I just posted one of my biggest fears on Facebook:
"Couldn't sleep last night because tomorrow is the big signing at Borders for Bitter Things! First one at a store without other authors -- and I'm afraid no one will show up..."
And I've gotten a number of responses:
Michael Helfenbein: bring a live chicken and perform some kind of voodoo ritual. that's sure to attract some attention. seriously... you'll be fine. good luck my man!
Trudy Kimbrough: Andrew, the book is awesome...how could it NOT be a success? Borders also attracts a lot of Kindlers...you could tell them they could get it on Kindle, and you'd be happy to sign your card and give it to them to keep in the Kindle cover.
Mary-Anne Koller Rios: Sounds like one of those dreams where I'm in HS and I don't have my schedule and I don't know what day it is or where I am supposed to go and if I passed all my classes and actually graduated...that might mean something really deep though I haven't a clue as to what...
Jeanette Williamson: You KNOW I'd be there if I didn't move.... so again... I throw out my other option.... GET your writing behind down to the Tampa area we have BORDERS and a b&n right across the street from one another.... Dang nabbit
I appreciate all the comments -- but if only some of them would show up at the even tomorrow, I'd feel a lot better!
UPDATE: THE MORNING AFTER
So my fear was that no one would come to the store and that tumbleweeds would be rolling by. That wasn't the case, exactly, It being so close to Christmas, the store was packed.
But the tumbleweeds were in full force at the table where my books and I were set up.
I spent a lot of time thinking about my friends who couldn't make it but were with me "in spirit," as they said, and I was glad, because if I didn't have people there in spirit I wouldn't have had anyone there at all.
That's an exaggeration. My publicist was there. And his delightful fiancee. A fellow author had stopped by to pick up a copy, a friend from work and a friend from high school, too. But after a three-hour round trip drive and a three hour sit and stew, I was hoping to sell a few more books than the handful I did. My publicist said he handed out fliers days before; I had banner ads on select websites; my other publicist even set up local radio interviews and write-ups in the local Penny-Savers; I was chatting people up, and I had a multi-media display, complete with speakers and the trailer that plays the trailer on this website; black roses and candles, fliers and bookmarks, and my irrepressible charm.
None of it was charming enough.
Maybe I'm looking at this wrong.

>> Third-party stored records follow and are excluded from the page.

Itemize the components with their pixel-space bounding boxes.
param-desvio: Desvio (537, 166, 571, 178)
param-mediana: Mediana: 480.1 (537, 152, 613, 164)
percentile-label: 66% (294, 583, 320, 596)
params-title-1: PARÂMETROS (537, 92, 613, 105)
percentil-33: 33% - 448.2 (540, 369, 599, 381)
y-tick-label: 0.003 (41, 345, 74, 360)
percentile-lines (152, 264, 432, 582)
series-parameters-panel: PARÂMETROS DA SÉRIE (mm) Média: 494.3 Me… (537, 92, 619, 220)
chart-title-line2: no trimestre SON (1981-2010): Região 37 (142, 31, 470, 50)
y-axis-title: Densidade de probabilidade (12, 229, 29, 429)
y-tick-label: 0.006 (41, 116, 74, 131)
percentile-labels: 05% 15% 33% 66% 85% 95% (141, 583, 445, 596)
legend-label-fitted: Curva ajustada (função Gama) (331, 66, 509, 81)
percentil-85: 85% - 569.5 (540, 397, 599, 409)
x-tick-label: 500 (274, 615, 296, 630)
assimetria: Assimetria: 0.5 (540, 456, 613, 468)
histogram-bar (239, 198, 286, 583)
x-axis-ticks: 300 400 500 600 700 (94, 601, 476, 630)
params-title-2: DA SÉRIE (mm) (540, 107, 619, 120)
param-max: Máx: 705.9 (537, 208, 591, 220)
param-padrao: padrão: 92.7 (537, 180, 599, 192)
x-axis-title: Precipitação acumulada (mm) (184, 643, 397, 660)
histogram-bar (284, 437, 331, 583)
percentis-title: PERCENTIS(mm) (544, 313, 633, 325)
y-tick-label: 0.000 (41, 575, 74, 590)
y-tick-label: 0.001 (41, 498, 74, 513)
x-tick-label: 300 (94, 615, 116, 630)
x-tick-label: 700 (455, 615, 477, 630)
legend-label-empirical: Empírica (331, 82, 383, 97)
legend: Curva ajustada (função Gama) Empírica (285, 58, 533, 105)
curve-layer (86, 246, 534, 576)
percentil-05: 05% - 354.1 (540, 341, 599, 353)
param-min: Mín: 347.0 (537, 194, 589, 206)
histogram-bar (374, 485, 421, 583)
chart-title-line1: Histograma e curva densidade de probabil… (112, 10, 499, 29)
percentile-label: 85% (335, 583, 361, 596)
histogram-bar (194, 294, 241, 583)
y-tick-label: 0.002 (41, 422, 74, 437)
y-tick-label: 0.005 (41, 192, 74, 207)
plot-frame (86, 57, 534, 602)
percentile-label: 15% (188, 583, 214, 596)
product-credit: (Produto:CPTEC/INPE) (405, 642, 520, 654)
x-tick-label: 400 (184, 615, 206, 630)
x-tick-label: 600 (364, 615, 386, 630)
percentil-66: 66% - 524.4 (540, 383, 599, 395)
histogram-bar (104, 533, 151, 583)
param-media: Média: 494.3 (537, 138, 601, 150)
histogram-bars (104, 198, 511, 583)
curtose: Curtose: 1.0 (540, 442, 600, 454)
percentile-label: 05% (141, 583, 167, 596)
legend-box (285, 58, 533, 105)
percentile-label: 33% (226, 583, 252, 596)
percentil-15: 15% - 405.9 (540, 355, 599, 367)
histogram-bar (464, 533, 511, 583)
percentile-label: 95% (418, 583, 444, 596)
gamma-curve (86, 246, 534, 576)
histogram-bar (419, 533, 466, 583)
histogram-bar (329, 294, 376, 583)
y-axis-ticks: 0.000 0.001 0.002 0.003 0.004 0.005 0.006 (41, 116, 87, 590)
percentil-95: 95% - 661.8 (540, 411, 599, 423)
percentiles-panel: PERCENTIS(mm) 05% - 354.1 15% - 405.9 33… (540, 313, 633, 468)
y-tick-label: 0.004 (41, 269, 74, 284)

Maybe it WAS a success. It's a handful of books I wouldn't have sold otherwise, and a bunch of people DID take fliers and bookmarks, which might translate into a sale or two.
And if nothing else, I learned yet another valuable lesson in disappointment -- one that apparently I keep haivng to learn because it keeps repeating itself -- and that lesson is... um... what was that lesson again?